Nella foto a sinistra si vedono quelle tre aree contornate con il pennarello rosso, in cui si notano tanti puntini bianchi. Non sono auto parcheggiate per la sagra; sono “Big Bags”, grandi sacchi, al cui interno si trovano i detriti con l’amianto.

Le condizioni di questi sacchi l’avv. Di Legami le mostra con la seconda foto.

La protezione è deteriorata, ci sono buchi ed è presumibile la dispersione di materiale nocivo nell’ambiente. Erano lì, all’aria aperta, a pochi metri da una chiesa, un asilo, un cimitero. Dalla vita di tutti i giorni, alla portata di tutti. E ci sono rimasti per tre anni.

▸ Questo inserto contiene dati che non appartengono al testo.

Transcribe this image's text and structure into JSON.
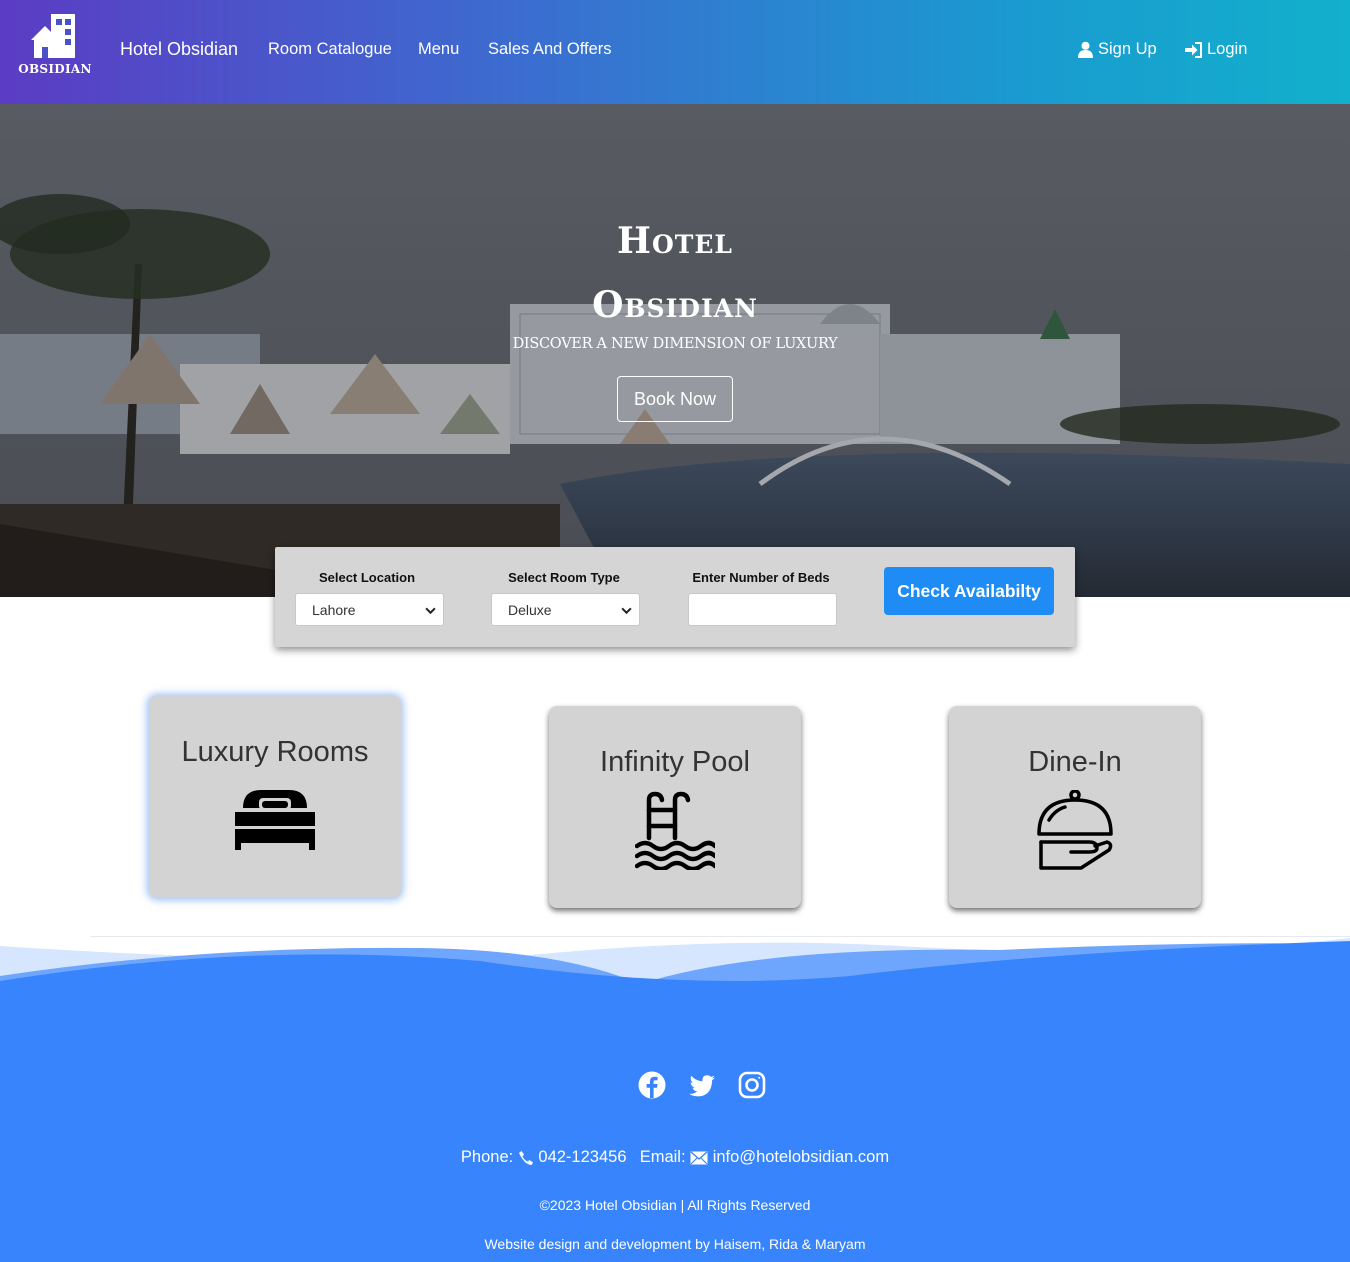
{
  "navbar": {
    "logo_text": "OBSIDIAN",
    "brand": "Hotel Obsidian",
    "links": [
      "Room Catalogue",
      "Menu",
      "Sales And Offers"
    ],
    "signup": "Sign Up",
    "login": "Login"
  },
  "hero": {
    "title_line1": "Hotel",
    "title_line2": "Obsidian",
    "subtitle": "DISCOVER A NEW DIMENSION OF LUXURY",
    "book_button": "Book Now"
  },
  "search": {
    "location_label": "Select Location",
    "location_value": "Lahore",
    "room_type_label": "Select Room Type",
    "room_type_value": "Deluxe",
    "beds_label": "Enter Number of Beds",
    "beds_value": "",
    "check_button": "Check Availabilty"
  },
  "features": [
    {
      "title": "Luxury Rooms",
      "icon": "bed-icon"
    },
    {
      "title": "Infinity Pool",
      "icon": "pool-icon"
    },
    {
      "title": "Dine-In",
      "icon": "cloche-icon"
    }
  ],
  "footer": {
    "social": [
      "facebook-icon",
      "twitter-icon",
      "instagram-icon"
    ],
    "phone_label": "Phone:",
    "phone": "042-123456",
    "email_label": "Email:",
    "email": "info@hotelobsidian.com",
    "copyright": "©2023 Hotel Obsidian | All Rights Reserved",
    "credit": "Website design and development by Haisem, Rida & Maryam"
  },
  "colors": {
    "nav_gradient_start": "#5b3cc4",
    "nav_gradient_end": "#12b0cc",
    "accent_button": "#1f8cf5",
    "footer_blue": "#3784fc"
  }
}
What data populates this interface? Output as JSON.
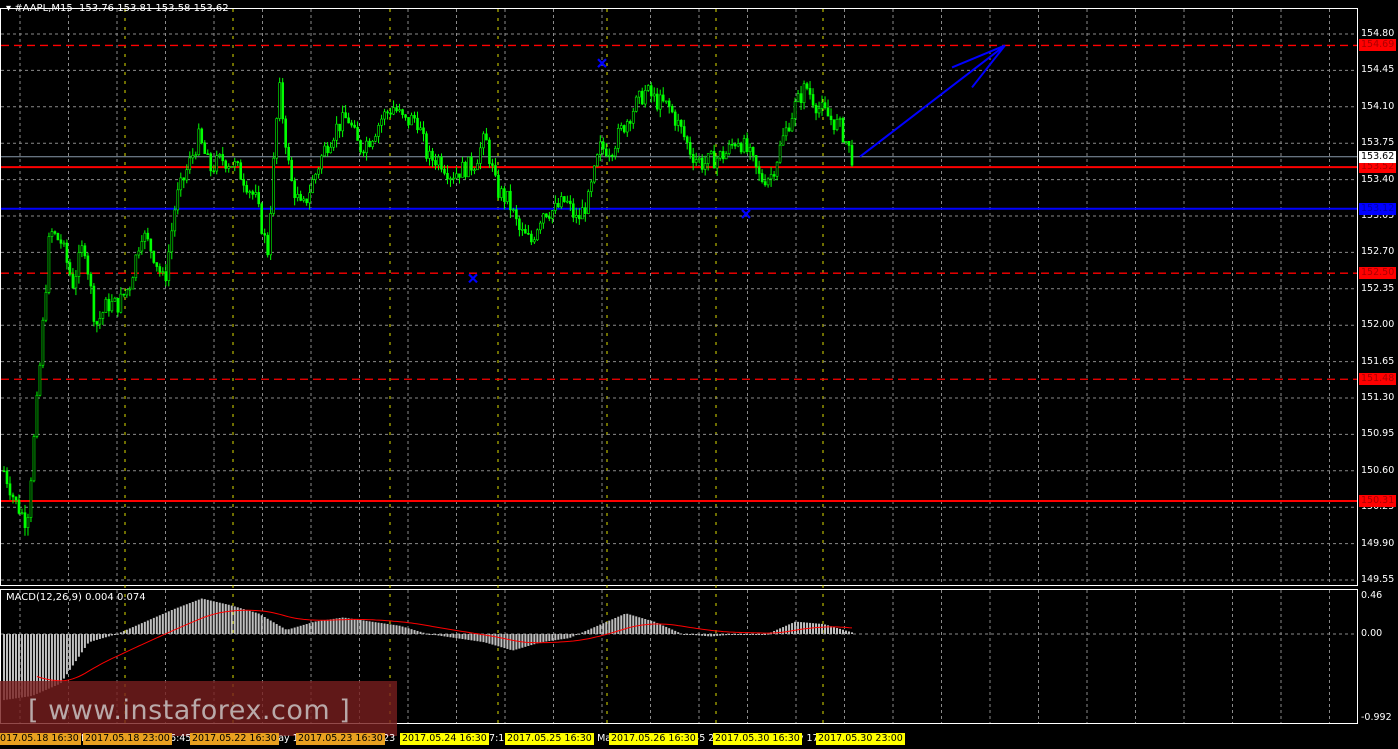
{
  "header": {
    "symbol": "#AAPL,M15",
    "open": "153.76",
    "high": "153.81",
    "low": "153.58",
    "close": "153.62"
  },
  "macd": {
    "label": "MACD(12,26,9)",
    "main": "0.004",
    "signal": "0.074",
    "axis": [
      "0.46",
      "0.00",
      "-0.992"
    ]
  },
  "price_axis": [
    "154.80",
    "154.45",
    "154.10",
    "153.75",
    "153.40",
    "153.05",
    "152.70",
    "152.35",
    "152.00",
    "151.65",
    "151.30",
    "150.95",
    "150.60",
    "150.25",
    "149.90",
    "149.55"
  ],
  "levels": [
    {
      "price": "154.69",
      "style": "dashed",
      "color": "#ff0000"
    },
    {
      "price": "153.52",
      "style": "solid",
      "color": "#ff0000"
    },
    {
      "price": "153.12",
      "style": "solid",
      "color": "#0000ff"
    },
    {
      "price": "152.50",
      "style": "dashed",
      "color": "#ff0000"
    },
    {
      "price": "151.48",
      "style": "dashed",
      "color": "#ff0000"
    },
    {
      "price": "150.31",
      "style": "solid",
      "color": "#ff0000"
    }
  ],
  "current_price": "153.62",
  "time_labels": [
    {
      "text": "2017.05.18 16:30",
      "color": "orange"
    },
    {
      "text": "2017.05.18 23:00",
      "color": "orange"
    },
    {
      "text": "2017.05.22 16:30",
      "color": "orange"
    },
    {
      "text": "2017.05.23 16:30",
      "color": "orange"
    },
    {
      "text": "2017.05.24 16:30",
      "color": "yellow"
    },
    {
      "text": "2017.05.25 16:30",
      "color": "yellow"
    },
    {
      "text": "2017.05.26 16:30",
      "color": "yellow"
    },
    {
      "text": "2017.05.30 16:30",
      "color": "yellow"
    },
    {
      "text": "2017.05.30 23:00",
      "color": "yellow"
    }
  ],
  "time_fragments": [
    "18 M",
    "16:45",
    "May 1",
    "5  23",
    "17:1",
    "5 May",
    ":45  2",
    "ay 17"
  ],
  "watermark": "[ www.instaforex.com ]",
  "colors": {
    "bull": "#00ff00",
    "grid": "#8a8a8a",
    "marker": "#0000ff"
  },
  "chart_data": {
    "type": "candlestick",
    "title": "#AAPL,M15",
    "ylim": [
      149.55,
      154.8
    ],
    "closes": [
      150.6,
      150.3,
      150.1,
      151.4,
      152.9,
      152.8,
      152.4,
      152.8,
      152.0,
      152.2,
      152.2,
      152.4,
      152.9,
      152.7,
      152.4,
      153.2,
      153.5,
      153.8,
      153.5,
      153.6,
      153.55,
      153.4,
      153.2,
      152.7,
      154.3,
      153.4,
      153.1,
      153.4,
      153.7,
      153.9,
      154.0,
      153.7,
      153.8,
      154.0,
      154.1,
      153.95,
      154.0,
      153.6,
      153.6,
      153.45,
      153.5,
      153.55,
      153.8,
      153.3,
      153.2,
      152.9,
      152.8,
      153.1,
      153.1,
      153.2,
      153.0,
      153.2,
      153.7,
      153.7,
      153.9,
      154.1,
      154.25,
      154.15,
      154.1,
      153.9,
      153.65,
      153.55,
      153.6,
      153.65,
      153.8,
      153.65,
      153.4,
      153.45,
      153.8,
      154.1,
      154.3,
      154.1,
      154.0,
      153.9,
      153.62
    ],
    "macd_hist": [
      -0.8,
      -0.75,
      -0.6,
      -0.1,
      0.0,
      0.15,
      0.3,
      0.43,
      0.35,
      0.25,
      0.05,
      0.15,
      0.2,
      0.15,
      0.1,
      0.0,
      -0.05,
      -0.1,
      -0.2,
      -0.1,
      -0.05,
      0.1,
      0.25,
      0.15,
      0.0,
      -0.03,
      0.0,
      0.0,
      0.15,
      0.12,
      0.02
    ],
    "markers": [
      {
        "type": "x",
        "price": 154.52
      },
      {
        "type": "x",
        "price": 152.45
      },
      {
        "type": "x",
        "price": 153.07
      }
    ],
    "arrow": {
      "from_price": 153.62,
      "to_price": 154.69
    }
  }
}
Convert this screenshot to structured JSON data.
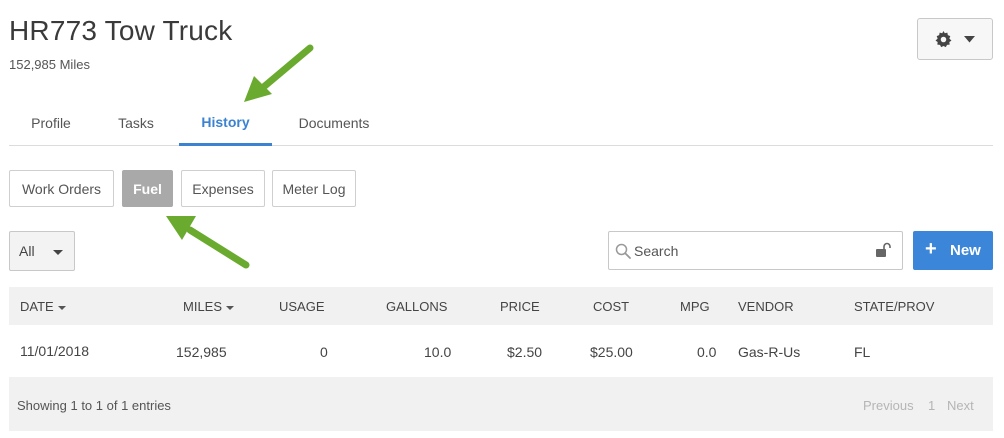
{
  "header": {
    "title": "HR773 Tow Truck",
    "subtitle": "152,985 Miles"
  },
  "tabs": [
    {
      "label": "Profile",
      "active": false
    },
    {
      "label": "Tasks",
      "active": false
    },
    {
      "label": "History",
      "active": true
    },
    {
      "label": "Documents",
      "active": false
    }
  ],
  "subtabs": [
    {
      "label": "Work Orders",
      "active": false
    },
    {
      "label": "Fuel",
      "active": true
    },
    {
      "label": "Expenses",
      "active": false
    },
    {
      "label": "Meter Log",
      "active": false
    }
  ],
  "toolbar": {
    "filter_value": "All",
    "search_placeholder": "Search",
    "new_label": "New"
  },
  "table": {
    "columns": [
      "DATE",
      "MILES",
      "USAGE",
      "GALLONS",
      "PRICE",
      "COST",
      "MPG",
      "VENDOR",
      "STATE/PROV"
    ],
    "rows": [
      [
        "11/01/2018",
        "152,985",
        "0",
        "10.0",
        "$2.50",
        "$25.00",
        "0.0",
        "Gas-R-Us",
        "FL"
      ]
    ],
    "footer_info": "Showing 1 to 1 of 1 entries",
    "pager": {
      "previous": "Previous",
      "page": "1",
      "next": "Next"
    }
  },
  "colors": {
    "accent": "#3b82d0",
    "active_subtab": "#a9a9a9",
    "arrow": "#6aaa2f"
  },
  "icons": [
    "gear-icon",
    "chevron-down-icon",
    "search-icon",
    "lock-icon",
    "plus-icon",
    "arrow-annotation"
  ]
}
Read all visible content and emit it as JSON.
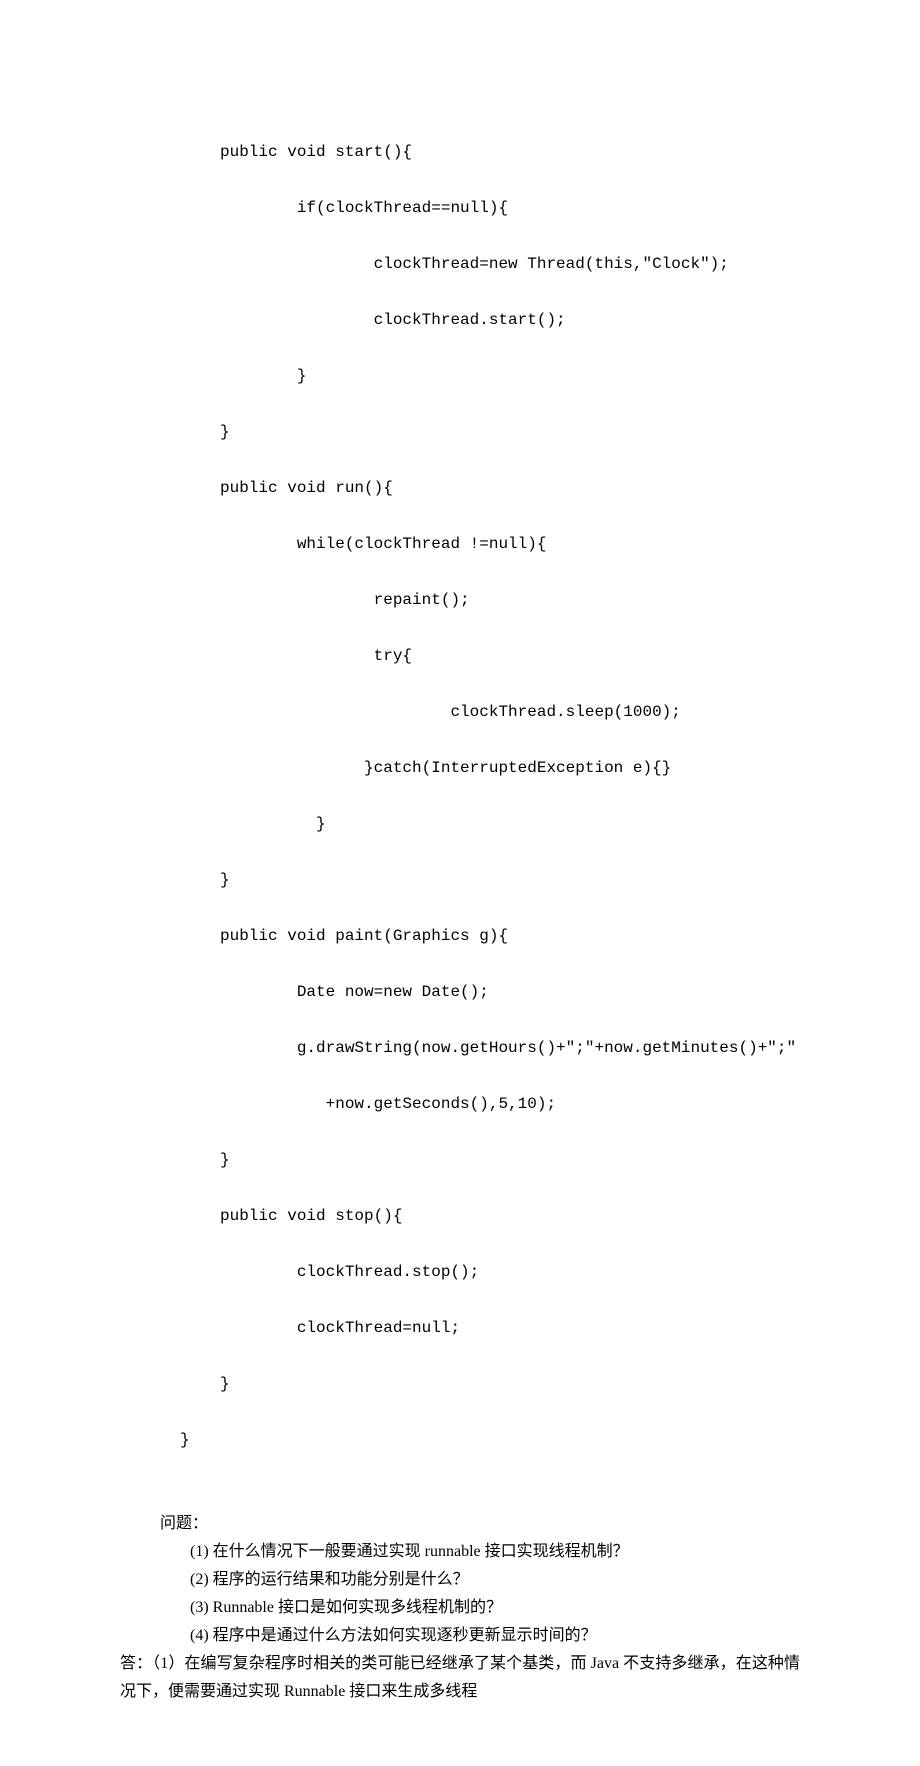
{
  "code": {
    "l01": "public void start(){",
    "l02": "        if(clockThread==null){",
    "l03": "                clockThread=new Thread(this,\"Clock\");",
    "l04": "                clockThread.start();",
    "l05": "        }",
    "l06": "}",
    "l07": "public void run(){",
    "l08": "        while(clockThread !=null){",
    "l09": "                repaint();",
    "l10": "                try{",
    "l11": "                        clockThread.sleep(1000);",
    "l12": "               }catch(InterruptedException e){}",
    "l13": "          }",
    "l14": "}",
    "l15": "public void paint(Graphics g){",
    "l16": "        Date now=new Date();",
    "l17": "        g.drawString(now.getHours()+\";\"+now.getMinutes()+\";\"",
    "l18": "           +now.getSeconds(),5,10);",
    "l19": "}",
    "l20": "public void stop(){",
    "l21": "        clockThread.stop();",
    "l22": "        clockThread=null;",
    "l23": "}",
    "l24": "}"
  },
  "questions": {
    "heading": "问题：",
    "q1": "(1) 在什么情况下一般要通过实现 runnable 接口实现线程机制？",
    "q2": "(2) 程序的运行结果和功能分别是什么？",
    "q3": "(3) Runnable 接口是如何实现多线程机制的？",
    "q4": "(4) 程序中是通过什么方法如何实现逐秒更新显示时间的？"
  },
  "answer": {
    "text": "答：（1）在编写复杂程序时相关的类可能已经继承了某个基类，而 Java 不支持多继承，在这种情况下，便需要通过实现 Runnable 接口来生成多线程"
  }
}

Il 29 settembre 2014 il sindaco di San Felice Alberto Silvestri dichiarava in consiglio comunale che “Vicende come queste sono molto delicate e richiedono la massima attenzione da parte di tutti vista la delicatezza del tema”. Fatta tale fondamentale premessa disse anche, forse per non destare eccessivo allarme, che la storia era iniziata nel settembre 2012 con il ritrovamento di “alcuni frammenti di cemento amianto” nel materiale utilizzato a San Biagio per costruire un parcheggio vicino al campo tende del terremoto.

Poco più avanti nella esposizione il sindaco diede una misura di peso dei “frammenti”. Disse che “dalle stime fatte il materiale inquinato o potenzialmente tale si aggira tra le 90.000 e le 100.000 tonnellate”. Alla faccia.

La terza foto (a sinistra) è impressionante per le dimensioni, che però si faticano a comprendere. L’ideale è confrontarla con quella di destra, nella quale le tre “montagne blu” di sinistra sono ancora nere e se ne apprezzano i volumi rispetto ai vicini stabilimenti.


Questa è la sede a San Felice sul Panaro della Bianchini Costruzioni srl. Augusto Bianchini pagava per quell’area un canone d’affitto di 17.500 euro al mese a Bruna Braga (sua moglie), titolare della Dueanne sas, proprietaria di terreno e immobili. Per l’amm. giudiziario le due società erano un tutt’uno. Ma torniamo alla foto: cosa c’è sotto quei teli? Macerie con amianto mescolato a terra. Le coperture nere della foto di destra nel 2014 erano marce, dice l’avvocato, e furono sostituite nel periodo del concordato preventivo con i teli blu scuro (che si vedono sullo sfondo) delle due montagnole più piccole nella foto di sinistra. Anche questi però si sono rapidamente deteriorati e l’avv. Di Legami ha provveduto a mettere in sicurezza la montagna più grande con una nuova copertura, ultimata poche settimane fa nel febbraio 2017, la cui tenuta è garantita cinque anni.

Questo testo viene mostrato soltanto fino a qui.